Numa altura em que se encontrava na reta final da gestação - entretanto foi mãe de Rosa –, Luísa Sobral anuncia o cancelamento do espetáculo agendado para maio deste ano, na ‘Semana da Ascensão’, Chamusca, "por motivos de força maior relacionados com a gravidez": estava orçado em 10 mil euros, valor na ordem do qual - em média - deverá custar a presença de qualquer um dos irmãos Sobral.
Como Alexander Search, heterónimo que Salvador Sobral partilha com Fernando Pessoa no projeto com o pianista Júlio Resende, atuou no mês passado em Ílhavo por 7500 euros; em Castelo Branco cobrou mais duzentos euros.
Clã Carreia
Os paralelos sãodifíceis de estabelecer: um só artista desmultiplica-se em atuações a solo, com banda, com ou sem som próprio, em projetos para massas ou mais acústicos e intimistas. Essas como outras questões logísticas refletem-se em acordos à medida de cada aparição, consumada em valores distintos.

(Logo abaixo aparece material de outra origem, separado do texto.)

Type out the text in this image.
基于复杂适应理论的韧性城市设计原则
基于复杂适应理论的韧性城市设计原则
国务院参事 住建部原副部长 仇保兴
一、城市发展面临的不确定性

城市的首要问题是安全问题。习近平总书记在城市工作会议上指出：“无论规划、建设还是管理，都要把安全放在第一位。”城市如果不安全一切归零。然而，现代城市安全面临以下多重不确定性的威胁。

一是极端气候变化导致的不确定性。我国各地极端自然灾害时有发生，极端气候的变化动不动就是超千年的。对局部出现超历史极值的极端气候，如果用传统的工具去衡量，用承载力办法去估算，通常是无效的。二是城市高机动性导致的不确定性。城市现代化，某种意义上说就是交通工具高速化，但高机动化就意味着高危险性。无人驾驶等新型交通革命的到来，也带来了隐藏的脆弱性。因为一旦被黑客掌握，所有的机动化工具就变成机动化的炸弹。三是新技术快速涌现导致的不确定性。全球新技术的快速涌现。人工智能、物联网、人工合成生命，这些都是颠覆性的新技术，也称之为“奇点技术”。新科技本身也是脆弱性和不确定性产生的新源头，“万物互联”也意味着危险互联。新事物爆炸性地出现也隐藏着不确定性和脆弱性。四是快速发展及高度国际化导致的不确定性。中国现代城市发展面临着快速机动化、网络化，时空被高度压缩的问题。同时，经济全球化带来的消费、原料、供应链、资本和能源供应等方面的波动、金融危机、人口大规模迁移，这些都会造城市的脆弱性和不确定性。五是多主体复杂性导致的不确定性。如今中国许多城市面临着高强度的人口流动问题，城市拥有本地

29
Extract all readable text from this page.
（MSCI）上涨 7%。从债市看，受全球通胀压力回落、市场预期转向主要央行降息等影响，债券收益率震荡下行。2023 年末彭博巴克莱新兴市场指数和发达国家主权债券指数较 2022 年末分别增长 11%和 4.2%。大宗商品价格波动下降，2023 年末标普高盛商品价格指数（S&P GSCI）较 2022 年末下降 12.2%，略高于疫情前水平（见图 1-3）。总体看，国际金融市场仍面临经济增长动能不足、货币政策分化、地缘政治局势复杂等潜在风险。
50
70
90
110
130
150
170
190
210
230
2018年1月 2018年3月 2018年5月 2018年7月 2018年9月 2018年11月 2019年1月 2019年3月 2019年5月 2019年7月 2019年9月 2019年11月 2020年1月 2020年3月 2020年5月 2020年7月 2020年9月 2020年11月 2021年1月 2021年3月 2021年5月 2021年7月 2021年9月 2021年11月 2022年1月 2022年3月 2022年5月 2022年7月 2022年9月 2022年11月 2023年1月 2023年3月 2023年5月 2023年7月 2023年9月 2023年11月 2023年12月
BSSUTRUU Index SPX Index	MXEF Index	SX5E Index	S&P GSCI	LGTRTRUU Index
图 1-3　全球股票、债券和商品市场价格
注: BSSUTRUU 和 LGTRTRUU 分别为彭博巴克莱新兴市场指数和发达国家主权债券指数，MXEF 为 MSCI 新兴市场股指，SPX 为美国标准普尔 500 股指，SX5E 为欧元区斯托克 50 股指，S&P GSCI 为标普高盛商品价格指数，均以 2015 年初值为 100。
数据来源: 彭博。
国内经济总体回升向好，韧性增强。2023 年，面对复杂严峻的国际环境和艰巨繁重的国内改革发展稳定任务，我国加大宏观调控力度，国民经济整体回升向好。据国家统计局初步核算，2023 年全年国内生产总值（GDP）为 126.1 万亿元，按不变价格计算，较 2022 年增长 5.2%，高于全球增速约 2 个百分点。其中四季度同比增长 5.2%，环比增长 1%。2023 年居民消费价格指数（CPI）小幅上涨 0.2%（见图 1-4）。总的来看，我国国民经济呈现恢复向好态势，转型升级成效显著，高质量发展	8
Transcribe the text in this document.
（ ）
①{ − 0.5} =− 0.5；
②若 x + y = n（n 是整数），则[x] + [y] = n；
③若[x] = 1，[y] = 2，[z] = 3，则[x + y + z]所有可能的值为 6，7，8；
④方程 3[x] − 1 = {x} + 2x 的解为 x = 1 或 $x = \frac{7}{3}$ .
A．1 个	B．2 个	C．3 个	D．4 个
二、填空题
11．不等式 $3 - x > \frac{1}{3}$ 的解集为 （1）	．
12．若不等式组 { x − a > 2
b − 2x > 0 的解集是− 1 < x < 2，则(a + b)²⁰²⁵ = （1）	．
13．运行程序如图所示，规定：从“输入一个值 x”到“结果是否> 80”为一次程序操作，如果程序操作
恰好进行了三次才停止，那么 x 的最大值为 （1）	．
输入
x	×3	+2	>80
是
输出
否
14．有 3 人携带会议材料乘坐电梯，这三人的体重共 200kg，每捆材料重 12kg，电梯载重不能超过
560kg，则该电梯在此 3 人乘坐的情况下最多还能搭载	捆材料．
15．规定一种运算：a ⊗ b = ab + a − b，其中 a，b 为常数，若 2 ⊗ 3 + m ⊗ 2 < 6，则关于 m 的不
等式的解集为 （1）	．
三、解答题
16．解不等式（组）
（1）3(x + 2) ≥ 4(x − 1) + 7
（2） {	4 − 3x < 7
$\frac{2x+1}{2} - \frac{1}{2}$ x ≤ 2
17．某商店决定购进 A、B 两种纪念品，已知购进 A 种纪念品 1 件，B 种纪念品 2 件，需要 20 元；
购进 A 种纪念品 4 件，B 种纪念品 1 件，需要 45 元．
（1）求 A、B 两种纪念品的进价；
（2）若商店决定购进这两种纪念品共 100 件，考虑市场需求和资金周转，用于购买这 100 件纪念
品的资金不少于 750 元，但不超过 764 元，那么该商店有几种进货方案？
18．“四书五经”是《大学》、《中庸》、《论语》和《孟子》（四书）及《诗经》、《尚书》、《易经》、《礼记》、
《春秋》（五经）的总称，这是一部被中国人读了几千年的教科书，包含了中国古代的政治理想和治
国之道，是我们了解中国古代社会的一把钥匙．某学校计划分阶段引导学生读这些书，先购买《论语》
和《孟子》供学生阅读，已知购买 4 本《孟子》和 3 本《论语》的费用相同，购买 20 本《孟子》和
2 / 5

4 de julho de 2018, 22 horas. Era quarta-feira – dia atípico de espetáculo – e Tony Carreira, 54 anos, subia ao palco principal da Expobairrada 2018, em Vila Verde, Oliveira do Bairro. O espetáculo musical, que ao munícipe custou cinco euros, pesou 39 mil euros à autarquia, segundo informação disponível no Portal Base do Governo. Tony Carreira é dos artistas nacionais mais bem pagos: ali dividia cartaz com Raquel Tavares (10 mil euros), Pedro Abrunhosa (28 mil euros) e José Cid, que por um euro não viu o valor do seu contrato atingir os 20 mil euros. Exceção feita ao dia de Tony, a entrada fazia-se por 1,5 euros. Pela mesma bitola, mas com ingresso gratuito, o areal do Rio Lima, receberá no próximo dia 11 o cantor natural de Pampilhosa da Serra num acordo fechado por 39 mil euros com a autarquia de Ponte de Lima. Vive um autêntico sonho de menino. Um dia antes, o filho mais velho do cantor romântico, Mickael Carreira, de 32 anos, sobe ao palco principal da Festa do Emigrante 2018, na vila ribatejana de Ferreira do Zêzere, numa presença acordada em 18 900 euros. Em maio, uma apresentação semelhante custou uns redondos 20 mil ao município de Vendas Novas, no Alentejo. O irmão mais novo, David Carreira, de 26 anos, não apresenta entradas a solo na listagem deste ano, mas uma análise dos dados do ano passado permite atestar uma variação considerável de valores.
A 18 de junho, um concerto inserido no Festame 2017, na Mealhada, custou à autarquia 14 mil euros, por adjudicação à Regi-Concerto, a empresa da família de agenciamento e produção de espetáculos. Menos de um mês depois – a 9 de julho – um concerto de David custou ao município de Lagos, a propósito do InLagos Street Food Fest daquele ano, um montante na ordem dos 27 mil euros - quase o dobro.
Fenómenos fora, nomes consolidados como o de Mariza – que atua quarta, em Sernancelhe a troco de 35 mil euros – ou o de Quim Barreiros – que manobra o fole da gaita hoje, no Sobrado é Festa, em Valongo por oito mil euros – continuam a destacar-se, por número de concertos ou valor auferido, num querido mês de agosto de frenesim cultural que renova a cada ano a vitalidade de um mercado restrito.